A possible solution could be to have in the spikeinterface.curation
a ModelBasedCuration
abstract class that would look as follows:
class ModelBasedCuration:
requirements = None
def __init__(required_metrics, model_path):
self.model_path = model_path
self.required_metrics = required_metrics
self.instantiated_models = dict()
def instantiate_model(self):
raise NotImplementedError
def apply(self, sorting_analyzer, return_probabilities=True):
raise NotImplementedError
def compute_missing_metrics(self):
raise NotImplementedError
@staticmethod
def check_installed():
if self.requirements is not None:
for req in requirements: # check installation
# optional
@staticmethod
def train(...):
raise NotImplementedError
Then the pretrained model could just inherit from this:
class PreTrainedSklearnCuration(ModelBasedCuration):
requirements = ["sklearn", "xgboost", ...]
def __init__(required_metrics, model_path):
ModelBasedCuration.__init__(required_metrics, model_path)
def load_model(self):
self.instantiated_models["noise-neuron"] = pickle.load(model_path / "noise-neuron.pkl")
self.instantiated_models["sua-mua"] = pickle.load(model_path / "sua-mua.pkl")
def apply(self, sorting_analyzer, return_probabilities=True):
compute_missing_metrics(sorting_analyzer)
metrics = ...
noise_neuron = self.instantiated_models["noise-neuron"].predict(metrics)
...
if return_probabilities:
return predictions, prediction_probabilities
else:
return predictions
How does that sound? @anoushkajain @Antho2422 @samuelgarcia
Yes, looks good.
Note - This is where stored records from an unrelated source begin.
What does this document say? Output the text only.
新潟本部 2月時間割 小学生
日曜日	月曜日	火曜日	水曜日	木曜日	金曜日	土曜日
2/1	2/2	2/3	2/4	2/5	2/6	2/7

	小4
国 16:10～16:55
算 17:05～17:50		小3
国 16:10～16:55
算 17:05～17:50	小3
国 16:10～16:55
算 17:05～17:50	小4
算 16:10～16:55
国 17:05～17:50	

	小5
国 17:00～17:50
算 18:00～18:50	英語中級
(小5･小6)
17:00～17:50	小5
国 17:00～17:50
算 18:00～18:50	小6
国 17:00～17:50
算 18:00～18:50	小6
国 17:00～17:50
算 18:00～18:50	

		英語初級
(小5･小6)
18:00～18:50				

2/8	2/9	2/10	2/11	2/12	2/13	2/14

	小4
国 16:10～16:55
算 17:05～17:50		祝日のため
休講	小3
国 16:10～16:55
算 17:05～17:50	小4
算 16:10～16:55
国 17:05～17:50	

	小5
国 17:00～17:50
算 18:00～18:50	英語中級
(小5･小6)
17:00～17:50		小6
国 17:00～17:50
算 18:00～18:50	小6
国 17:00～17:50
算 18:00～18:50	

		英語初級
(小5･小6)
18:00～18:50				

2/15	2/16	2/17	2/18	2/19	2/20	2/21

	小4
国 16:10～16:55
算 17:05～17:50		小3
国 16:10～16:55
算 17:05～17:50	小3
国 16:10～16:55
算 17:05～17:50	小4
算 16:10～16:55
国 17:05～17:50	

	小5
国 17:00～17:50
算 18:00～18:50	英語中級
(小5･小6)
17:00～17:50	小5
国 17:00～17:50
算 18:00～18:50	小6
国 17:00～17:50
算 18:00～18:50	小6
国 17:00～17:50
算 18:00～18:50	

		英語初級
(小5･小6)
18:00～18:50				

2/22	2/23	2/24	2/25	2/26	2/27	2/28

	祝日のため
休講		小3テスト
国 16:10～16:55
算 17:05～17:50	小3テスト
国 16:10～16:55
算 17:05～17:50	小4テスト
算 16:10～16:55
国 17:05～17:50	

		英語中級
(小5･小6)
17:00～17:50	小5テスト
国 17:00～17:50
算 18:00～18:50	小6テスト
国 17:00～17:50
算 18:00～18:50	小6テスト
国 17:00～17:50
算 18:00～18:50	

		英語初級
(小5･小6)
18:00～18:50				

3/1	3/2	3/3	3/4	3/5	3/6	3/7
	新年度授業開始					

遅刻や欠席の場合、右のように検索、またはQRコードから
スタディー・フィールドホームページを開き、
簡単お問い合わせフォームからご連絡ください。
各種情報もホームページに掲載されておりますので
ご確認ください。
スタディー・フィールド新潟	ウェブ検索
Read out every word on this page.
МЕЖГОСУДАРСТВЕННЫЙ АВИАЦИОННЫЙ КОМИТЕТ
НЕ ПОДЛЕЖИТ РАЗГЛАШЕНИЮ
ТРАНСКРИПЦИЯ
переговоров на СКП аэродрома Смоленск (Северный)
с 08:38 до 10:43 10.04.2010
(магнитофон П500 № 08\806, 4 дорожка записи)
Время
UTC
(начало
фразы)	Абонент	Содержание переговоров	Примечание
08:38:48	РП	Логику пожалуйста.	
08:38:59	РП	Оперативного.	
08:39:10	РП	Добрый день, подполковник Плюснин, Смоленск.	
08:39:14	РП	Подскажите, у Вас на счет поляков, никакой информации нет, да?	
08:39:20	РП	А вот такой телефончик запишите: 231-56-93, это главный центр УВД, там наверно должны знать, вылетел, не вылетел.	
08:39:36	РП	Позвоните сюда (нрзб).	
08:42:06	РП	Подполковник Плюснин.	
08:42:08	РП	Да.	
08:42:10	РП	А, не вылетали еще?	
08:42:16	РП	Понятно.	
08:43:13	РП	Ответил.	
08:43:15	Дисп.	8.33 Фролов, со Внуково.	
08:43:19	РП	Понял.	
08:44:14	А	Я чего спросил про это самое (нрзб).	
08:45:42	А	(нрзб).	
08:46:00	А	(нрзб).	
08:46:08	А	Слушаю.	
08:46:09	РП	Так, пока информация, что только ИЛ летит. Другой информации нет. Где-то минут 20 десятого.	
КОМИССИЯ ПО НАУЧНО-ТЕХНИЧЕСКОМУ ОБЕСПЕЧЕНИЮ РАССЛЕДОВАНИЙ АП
I will start working on it.
@anoushkajain do you want to link your PR to this issue?
Hello Spikeinterface team,
We’ve been working on extracting single-neuron activity from Neuropixels data, which often requires extensive manual evaluation of spike clusters.
To streamline this process, we have developed a machine-learning pipeline that employs quality metrics and human labels to classify units into Single-Unit Activity (SUA), Multi-Unit Activity (MUA), and Noise, to reduce curation time and improve the reproducibility of the results.
I have attached a sorting view that shows the output of the decoder: https://figurl.org/f?v=gs://figurl/sortingview-11&d=sha1://f709f74add515e23062e3952076602e40d3e86ce
As previously discussed with Alessio, we want to integrate this approach into the curation module of SpikeInterface. I am initiating this issue to start our discussion on the next steps towards this integration.